# Info on Fuji full carbon frames?



## my327vette (Jul 16, 2002)

Hi, I was just wondering if anyone has any experience or information they could give me about the Fuji full carbon framed bikes that they started manufacturing this year? I have owned two fuji aluminum frames in the past few years, and I am thinking of upgrading to a full carbon frame. Any info would be appreciated.
Thanks!


----------



## psycleridr (Jul 21, 2005)

I just bought a new bike and in the process was able to ride the Fuji carbon Team issue full Dura-Ace bike. I rode it for 2 days putting on about 50 miles. The bike was very light, responsive, stiff, and wanted to fly up hills! The downside to all this was that I found the ride to be quite harsh and did not inspire confidence under speed (going down the hills I was clutching the brakes). If your a racer I'd say go for it. If not I would look elsewhere. In contrast my old bike, a Trek 2300 from 2000 was more comfortable (the only place I liked the Trek more than the Fuji). Also I rode an '03 Colnago C-40 which was a great bike all around and ended up buying a Merlin Proteus which I love. Every bike was more comfortable than the Fuji, but none climbed as good. Since I am a recreational cyclist I opted for comfort. It's a nice bike especially for the money but I would try to ride it if you can and see what you think. If not what type of rider are you. Competative or recreational?


----------



## pin96 (May 26, 2003)

I have been riding the 2005 Team Issue since March and absolutely love it!
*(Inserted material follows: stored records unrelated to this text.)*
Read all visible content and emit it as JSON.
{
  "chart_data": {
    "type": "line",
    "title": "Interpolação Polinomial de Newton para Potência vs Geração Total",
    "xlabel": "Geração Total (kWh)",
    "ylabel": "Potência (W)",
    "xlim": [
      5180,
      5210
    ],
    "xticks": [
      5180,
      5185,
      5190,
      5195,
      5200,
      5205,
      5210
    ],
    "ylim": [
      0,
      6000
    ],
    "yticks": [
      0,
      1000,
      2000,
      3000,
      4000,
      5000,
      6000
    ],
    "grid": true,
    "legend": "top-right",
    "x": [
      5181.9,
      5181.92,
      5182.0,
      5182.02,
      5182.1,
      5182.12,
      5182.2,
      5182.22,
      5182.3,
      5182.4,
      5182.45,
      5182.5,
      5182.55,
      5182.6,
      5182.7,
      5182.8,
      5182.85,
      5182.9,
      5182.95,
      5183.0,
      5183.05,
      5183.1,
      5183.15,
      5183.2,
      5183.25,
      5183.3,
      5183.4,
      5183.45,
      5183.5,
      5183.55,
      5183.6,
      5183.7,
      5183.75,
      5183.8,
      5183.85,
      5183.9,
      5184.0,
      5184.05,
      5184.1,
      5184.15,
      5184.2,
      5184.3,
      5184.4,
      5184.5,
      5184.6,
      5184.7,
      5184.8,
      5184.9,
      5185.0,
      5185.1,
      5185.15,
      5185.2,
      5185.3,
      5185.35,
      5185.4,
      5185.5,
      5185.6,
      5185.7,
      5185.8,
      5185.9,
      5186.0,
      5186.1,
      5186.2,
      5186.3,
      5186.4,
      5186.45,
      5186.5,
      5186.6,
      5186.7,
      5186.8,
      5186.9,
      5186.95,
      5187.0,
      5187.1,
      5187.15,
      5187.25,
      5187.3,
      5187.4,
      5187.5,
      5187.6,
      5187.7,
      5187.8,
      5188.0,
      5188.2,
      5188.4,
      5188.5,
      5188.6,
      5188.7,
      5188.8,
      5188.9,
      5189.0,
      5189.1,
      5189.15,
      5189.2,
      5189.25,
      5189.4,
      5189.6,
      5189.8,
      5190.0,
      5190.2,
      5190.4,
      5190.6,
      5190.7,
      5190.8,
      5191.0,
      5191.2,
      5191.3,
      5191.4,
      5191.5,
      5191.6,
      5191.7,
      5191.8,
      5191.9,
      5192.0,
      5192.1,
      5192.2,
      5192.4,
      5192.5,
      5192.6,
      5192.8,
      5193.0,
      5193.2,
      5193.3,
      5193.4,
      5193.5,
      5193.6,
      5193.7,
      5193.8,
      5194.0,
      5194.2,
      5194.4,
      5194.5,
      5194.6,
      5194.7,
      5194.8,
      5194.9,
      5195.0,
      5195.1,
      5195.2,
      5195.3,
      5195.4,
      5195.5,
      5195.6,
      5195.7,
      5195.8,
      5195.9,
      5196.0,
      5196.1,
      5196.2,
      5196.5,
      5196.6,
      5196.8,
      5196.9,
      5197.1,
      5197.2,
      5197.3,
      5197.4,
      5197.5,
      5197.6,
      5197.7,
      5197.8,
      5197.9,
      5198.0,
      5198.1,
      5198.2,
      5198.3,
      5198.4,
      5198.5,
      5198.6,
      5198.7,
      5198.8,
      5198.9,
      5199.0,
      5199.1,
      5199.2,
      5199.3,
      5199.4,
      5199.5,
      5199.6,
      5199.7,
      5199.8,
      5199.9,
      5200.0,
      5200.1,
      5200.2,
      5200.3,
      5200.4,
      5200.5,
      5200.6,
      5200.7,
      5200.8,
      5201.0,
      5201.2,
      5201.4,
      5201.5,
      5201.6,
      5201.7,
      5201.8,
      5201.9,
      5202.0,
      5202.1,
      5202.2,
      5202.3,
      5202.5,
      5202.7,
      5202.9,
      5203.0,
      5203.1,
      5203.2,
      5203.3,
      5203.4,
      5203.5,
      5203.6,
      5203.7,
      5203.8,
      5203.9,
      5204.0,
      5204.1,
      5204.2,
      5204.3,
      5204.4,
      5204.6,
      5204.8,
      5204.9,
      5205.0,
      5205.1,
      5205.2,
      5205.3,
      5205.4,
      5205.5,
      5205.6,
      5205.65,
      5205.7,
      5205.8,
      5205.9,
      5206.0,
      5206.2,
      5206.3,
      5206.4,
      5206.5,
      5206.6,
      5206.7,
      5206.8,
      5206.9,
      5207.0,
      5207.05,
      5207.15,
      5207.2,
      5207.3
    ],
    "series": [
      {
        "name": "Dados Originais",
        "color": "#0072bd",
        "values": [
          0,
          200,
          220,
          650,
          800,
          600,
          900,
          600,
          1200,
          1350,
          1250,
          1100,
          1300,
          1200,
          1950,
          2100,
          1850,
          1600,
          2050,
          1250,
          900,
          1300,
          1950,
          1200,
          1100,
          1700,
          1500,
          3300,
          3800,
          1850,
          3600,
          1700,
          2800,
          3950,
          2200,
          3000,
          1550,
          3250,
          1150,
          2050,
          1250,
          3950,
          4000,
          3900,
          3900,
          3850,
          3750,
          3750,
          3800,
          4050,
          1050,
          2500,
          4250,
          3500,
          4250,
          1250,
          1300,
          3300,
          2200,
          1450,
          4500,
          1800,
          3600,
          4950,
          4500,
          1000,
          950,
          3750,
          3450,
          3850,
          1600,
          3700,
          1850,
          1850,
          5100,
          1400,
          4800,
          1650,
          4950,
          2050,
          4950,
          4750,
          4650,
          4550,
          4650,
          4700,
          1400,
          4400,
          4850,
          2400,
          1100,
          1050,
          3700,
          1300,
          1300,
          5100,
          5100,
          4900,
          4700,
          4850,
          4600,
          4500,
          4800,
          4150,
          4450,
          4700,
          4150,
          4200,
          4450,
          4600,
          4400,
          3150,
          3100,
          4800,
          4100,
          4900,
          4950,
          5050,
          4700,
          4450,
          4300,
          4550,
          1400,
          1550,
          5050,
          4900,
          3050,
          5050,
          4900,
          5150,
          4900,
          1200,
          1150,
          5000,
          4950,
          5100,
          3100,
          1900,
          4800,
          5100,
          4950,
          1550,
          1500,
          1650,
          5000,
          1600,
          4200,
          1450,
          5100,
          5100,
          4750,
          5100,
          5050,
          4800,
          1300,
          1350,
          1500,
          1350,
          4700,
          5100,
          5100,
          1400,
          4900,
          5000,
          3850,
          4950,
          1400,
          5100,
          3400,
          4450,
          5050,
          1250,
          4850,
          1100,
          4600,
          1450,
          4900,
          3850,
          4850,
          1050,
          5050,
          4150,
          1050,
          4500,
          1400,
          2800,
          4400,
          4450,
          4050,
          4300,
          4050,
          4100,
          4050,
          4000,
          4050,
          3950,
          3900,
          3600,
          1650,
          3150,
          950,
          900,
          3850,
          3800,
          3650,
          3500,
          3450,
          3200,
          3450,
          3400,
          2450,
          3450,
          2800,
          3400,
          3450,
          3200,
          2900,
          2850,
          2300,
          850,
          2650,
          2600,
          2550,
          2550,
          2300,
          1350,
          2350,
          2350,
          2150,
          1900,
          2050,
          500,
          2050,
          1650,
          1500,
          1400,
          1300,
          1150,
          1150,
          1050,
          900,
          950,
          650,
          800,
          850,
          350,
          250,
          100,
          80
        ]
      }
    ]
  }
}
This is a 1st production run bike and have not even had the slightest problem with it. If you have been riding Fuji's for the past few years you will love the bike. It fits me perfectly like all of my previous Fuji's.
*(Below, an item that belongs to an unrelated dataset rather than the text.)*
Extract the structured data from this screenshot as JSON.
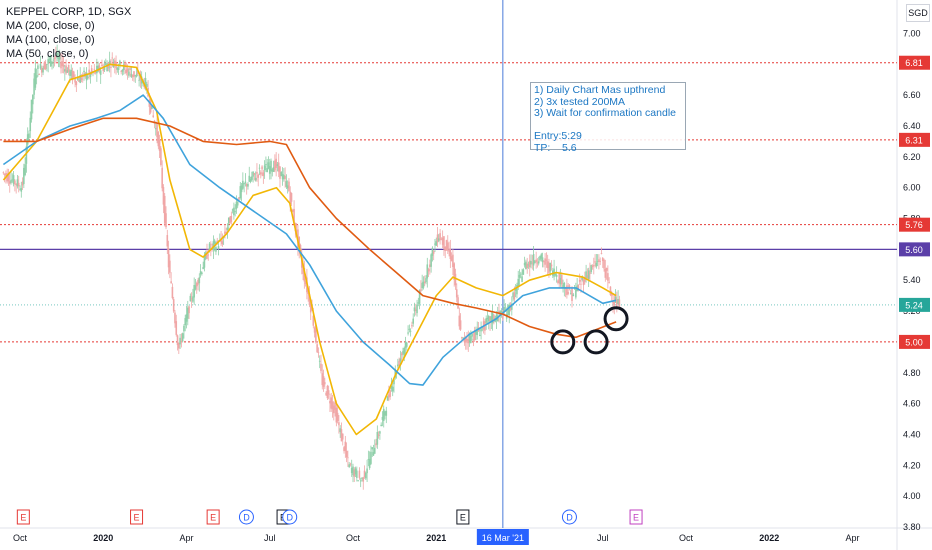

As the previous post mentions, it is very light, responsive and accelerates great. I, personally, think it is a very comfortable bike for racing and general riding. I routinely do 50-70 mile rides without any discomfort.

My only suggestion would be to toss the Velomax wheels in a corner for bad weather riding and buy a nicer set of wheels. I use the Ksyrium SSC's and I think I get even better acceleration. I would love to have the opportunity to use a set of Mavic Cosmic Carbone's with this bike just to see how fast I could pedal it.

Hope this helps. Good Luck.


----------